Kompol Sumardi, SH, MM, Kapolsek Makasar, datang tidak untuk menindak. Ia datang membawa pesan. Bukan pesan surat, tapi pesan moral dan kamtibmas—dalam balutan pendekatan edukatif bertajuk One Day One School, yang telah menjadi program unggulan Polri di seluruh Indonesia.
Ini bukan sekadar program. Ini adalah jalan sunyi dalam membina masa depan bangsa yang kerap dilupakan: mencegah sebelum menyesal.
Polisi Masuk Sekolah: Gagasan yang Lahir dari Lapangan
Bukan kebetulan kalau SMK Bhakti 1 dipilih pagi itu. Sekolah yang terletak di Jalan Sutoyo RT 06 RW 07, Kelurahan Kebon Pala, ini memang berada di lingkungan padat, tempat lalu lintas warga, siswa, dan kendaraan bercampur setiap hari. Di jam-jam rawan, titik ini bisa menjadi panggung dari skenario negatif—dari tawuran, nongkrong liar, sampai korban pergaulan bebas.
Kompol Sumardi tahu betul situasi itu. Ia bukan hanya duduk di kantor memantau dari layar CCTV. Ia datang langsung. Menyapa. Menyampaikan. Dan lebih penting, mendengarkan.
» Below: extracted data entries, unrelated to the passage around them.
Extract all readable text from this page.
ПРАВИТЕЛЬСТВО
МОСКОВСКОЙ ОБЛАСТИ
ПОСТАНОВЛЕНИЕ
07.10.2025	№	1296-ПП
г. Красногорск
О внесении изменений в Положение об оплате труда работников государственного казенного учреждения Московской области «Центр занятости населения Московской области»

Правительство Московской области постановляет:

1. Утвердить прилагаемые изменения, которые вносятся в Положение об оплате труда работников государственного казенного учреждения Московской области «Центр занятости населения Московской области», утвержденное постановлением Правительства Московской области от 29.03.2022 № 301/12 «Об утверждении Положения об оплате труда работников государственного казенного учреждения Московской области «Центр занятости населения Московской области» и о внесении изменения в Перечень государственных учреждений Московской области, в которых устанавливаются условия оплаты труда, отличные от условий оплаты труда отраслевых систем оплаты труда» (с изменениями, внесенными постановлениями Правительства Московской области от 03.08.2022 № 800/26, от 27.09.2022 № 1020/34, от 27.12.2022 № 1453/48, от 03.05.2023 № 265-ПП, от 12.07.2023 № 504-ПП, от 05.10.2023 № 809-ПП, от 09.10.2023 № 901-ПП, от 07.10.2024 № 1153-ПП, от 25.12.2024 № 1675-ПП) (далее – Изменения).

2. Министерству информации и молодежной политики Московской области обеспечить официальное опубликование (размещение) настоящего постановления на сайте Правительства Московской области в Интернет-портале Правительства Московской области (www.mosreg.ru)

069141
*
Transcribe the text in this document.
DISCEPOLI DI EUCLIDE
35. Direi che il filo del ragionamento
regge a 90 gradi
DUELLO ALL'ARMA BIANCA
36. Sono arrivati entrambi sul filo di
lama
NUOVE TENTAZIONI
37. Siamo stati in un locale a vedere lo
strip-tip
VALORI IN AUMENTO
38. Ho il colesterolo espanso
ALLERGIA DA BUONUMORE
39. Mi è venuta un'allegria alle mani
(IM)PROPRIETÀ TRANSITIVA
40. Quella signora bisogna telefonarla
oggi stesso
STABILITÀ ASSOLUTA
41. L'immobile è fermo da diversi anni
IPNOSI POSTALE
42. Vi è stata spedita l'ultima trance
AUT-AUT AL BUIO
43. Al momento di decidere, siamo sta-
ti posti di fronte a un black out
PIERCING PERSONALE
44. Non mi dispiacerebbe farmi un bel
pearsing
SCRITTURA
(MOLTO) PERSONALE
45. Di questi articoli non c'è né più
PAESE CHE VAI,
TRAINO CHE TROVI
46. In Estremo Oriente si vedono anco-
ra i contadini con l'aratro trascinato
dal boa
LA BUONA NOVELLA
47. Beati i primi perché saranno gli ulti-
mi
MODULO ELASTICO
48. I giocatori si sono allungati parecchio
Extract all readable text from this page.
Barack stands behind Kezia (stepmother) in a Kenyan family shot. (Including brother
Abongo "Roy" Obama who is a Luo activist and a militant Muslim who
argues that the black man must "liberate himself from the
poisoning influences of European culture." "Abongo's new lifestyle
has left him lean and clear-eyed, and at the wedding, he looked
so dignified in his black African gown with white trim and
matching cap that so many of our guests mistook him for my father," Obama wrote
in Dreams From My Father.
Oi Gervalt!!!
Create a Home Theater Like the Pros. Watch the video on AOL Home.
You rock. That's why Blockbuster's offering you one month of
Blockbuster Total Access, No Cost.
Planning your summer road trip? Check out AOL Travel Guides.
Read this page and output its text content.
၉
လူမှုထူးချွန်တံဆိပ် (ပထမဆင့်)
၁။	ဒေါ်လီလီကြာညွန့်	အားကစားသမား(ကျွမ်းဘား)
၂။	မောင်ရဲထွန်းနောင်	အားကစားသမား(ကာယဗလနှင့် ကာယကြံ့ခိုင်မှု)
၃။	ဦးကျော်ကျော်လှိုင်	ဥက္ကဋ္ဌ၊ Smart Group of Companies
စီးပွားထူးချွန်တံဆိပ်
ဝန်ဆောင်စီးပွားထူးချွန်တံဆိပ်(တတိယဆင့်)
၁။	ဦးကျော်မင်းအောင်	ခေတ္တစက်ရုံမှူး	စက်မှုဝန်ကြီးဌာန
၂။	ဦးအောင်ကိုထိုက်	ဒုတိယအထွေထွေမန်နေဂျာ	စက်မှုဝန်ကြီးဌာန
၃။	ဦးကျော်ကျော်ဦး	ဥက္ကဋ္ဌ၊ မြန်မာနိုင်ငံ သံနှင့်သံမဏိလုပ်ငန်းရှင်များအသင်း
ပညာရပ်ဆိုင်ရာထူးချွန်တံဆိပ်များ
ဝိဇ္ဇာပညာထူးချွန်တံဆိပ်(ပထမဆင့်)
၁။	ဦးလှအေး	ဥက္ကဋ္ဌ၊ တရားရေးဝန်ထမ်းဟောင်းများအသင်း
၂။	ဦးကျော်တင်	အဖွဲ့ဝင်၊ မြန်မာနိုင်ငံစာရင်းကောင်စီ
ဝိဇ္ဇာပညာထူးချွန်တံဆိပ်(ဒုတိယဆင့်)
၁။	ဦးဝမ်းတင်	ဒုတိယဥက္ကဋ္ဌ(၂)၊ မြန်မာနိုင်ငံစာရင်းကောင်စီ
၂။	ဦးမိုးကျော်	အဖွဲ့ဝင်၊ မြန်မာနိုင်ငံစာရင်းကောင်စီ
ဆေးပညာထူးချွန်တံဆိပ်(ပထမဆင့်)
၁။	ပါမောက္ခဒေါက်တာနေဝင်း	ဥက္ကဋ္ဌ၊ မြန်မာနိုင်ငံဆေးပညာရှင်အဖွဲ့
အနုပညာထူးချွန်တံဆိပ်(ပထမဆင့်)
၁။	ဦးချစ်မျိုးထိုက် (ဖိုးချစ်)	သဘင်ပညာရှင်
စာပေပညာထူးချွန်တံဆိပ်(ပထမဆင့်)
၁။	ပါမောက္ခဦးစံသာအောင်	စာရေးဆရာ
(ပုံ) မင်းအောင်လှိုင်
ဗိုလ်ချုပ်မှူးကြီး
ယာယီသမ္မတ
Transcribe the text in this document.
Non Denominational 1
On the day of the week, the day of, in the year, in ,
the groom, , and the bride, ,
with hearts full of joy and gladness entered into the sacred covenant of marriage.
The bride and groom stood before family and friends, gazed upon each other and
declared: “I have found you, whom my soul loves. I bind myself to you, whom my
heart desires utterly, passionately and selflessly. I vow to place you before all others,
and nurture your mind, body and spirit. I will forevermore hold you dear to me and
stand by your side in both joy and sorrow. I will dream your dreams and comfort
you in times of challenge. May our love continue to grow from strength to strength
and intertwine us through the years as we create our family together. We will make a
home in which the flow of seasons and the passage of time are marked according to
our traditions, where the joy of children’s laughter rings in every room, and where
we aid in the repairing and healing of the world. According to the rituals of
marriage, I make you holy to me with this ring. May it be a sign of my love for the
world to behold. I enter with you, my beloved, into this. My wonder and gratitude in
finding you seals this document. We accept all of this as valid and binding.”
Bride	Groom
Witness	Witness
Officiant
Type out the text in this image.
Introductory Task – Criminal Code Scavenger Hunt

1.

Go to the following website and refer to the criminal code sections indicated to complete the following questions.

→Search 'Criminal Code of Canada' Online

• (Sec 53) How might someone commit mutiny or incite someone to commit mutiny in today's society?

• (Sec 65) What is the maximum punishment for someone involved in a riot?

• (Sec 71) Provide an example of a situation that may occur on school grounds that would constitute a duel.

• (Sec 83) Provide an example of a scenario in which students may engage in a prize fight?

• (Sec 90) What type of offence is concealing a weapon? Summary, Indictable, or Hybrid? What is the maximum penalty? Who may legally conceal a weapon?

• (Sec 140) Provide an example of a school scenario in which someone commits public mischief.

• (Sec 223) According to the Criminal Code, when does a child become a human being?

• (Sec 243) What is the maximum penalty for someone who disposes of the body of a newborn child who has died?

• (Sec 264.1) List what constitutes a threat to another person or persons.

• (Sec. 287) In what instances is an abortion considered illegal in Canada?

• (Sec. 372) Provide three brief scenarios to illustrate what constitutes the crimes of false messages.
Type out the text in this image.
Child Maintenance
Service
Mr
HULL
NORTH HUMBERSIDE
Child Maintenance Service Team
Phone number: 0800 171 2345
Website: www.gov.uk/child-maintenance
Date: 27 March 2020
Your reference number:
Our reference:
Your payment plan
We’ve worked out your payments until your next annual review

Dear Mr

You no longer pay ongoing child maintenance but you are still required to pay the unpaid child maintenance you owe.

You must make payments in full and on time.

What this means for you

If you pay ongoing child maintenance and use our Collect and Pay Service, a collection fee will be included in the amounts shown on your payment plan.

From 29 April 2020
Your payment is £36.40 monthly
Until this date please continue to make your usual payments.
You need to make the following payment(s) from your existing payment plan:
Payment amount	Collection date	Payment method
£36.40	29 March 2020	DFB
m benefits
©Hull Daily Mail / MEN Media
“Siswa-siswi harus pulang langsung setelah sekolah, jangan nongkrong di pinggir jalan,” ucapnya dari atas panggung kecil di halaman sekolah, disambut anggukan para siswa yang barangkali baru saja melewati fase pencarian jati diri—dan rentan diseret arus negatif.
Pesannya sederhana. Tapi dalam.
Sekolah Bukan Sekadar Tempat Belajar
Dalam pidatonya yang singkat tapi penuh makna, Kompol Sumardi menyisipkan nilai: tentang cita-cita, tanggung jawab, dan kebanggaan. “Jaga nama baik sekolah, jaga masa depan kalian,” katanya, dengan intonasi yang tak menggurui.
Di tengah era gadget dan distraksi tanpa batas, polisi ini tidak bicara soal larangan tanpa solusi. Ia justru mengajak sekolah memperkuat sistem pengawasan internal. “Saat jam istirahat, harus ada penjagaan. Jangan ada bullying. Jangan ada anak merasa sendirian.”
Yang lebih menarik, ia tidak hanya berbicara kepada siswa. Ia menantang semua pihak: sekolah, guru, bahkan orang tua. “Anak-anak kita ini bukan hanya tanggung jawab guru atau polisi. Tapi tanggung jawab bersama. Jangan sampai kita terlambat baru bertindak.”
Polisi sebagai Teman, Bukan Ancaman
Di akhir acara, bukan tangan kosong yang dibawa. Pihak Polsek Makasar membagikan nomor layanan: 0823-1372-2156 dan 110. "Silakan hubungi kapan saja. Polisi bukan hanya datang saat ada kejahatan. Kami hadir juga saat kalian butuh teman bicara," ujarnya sambil menyunggingkan senyum kepada seorang siswa yang tampak gelisah.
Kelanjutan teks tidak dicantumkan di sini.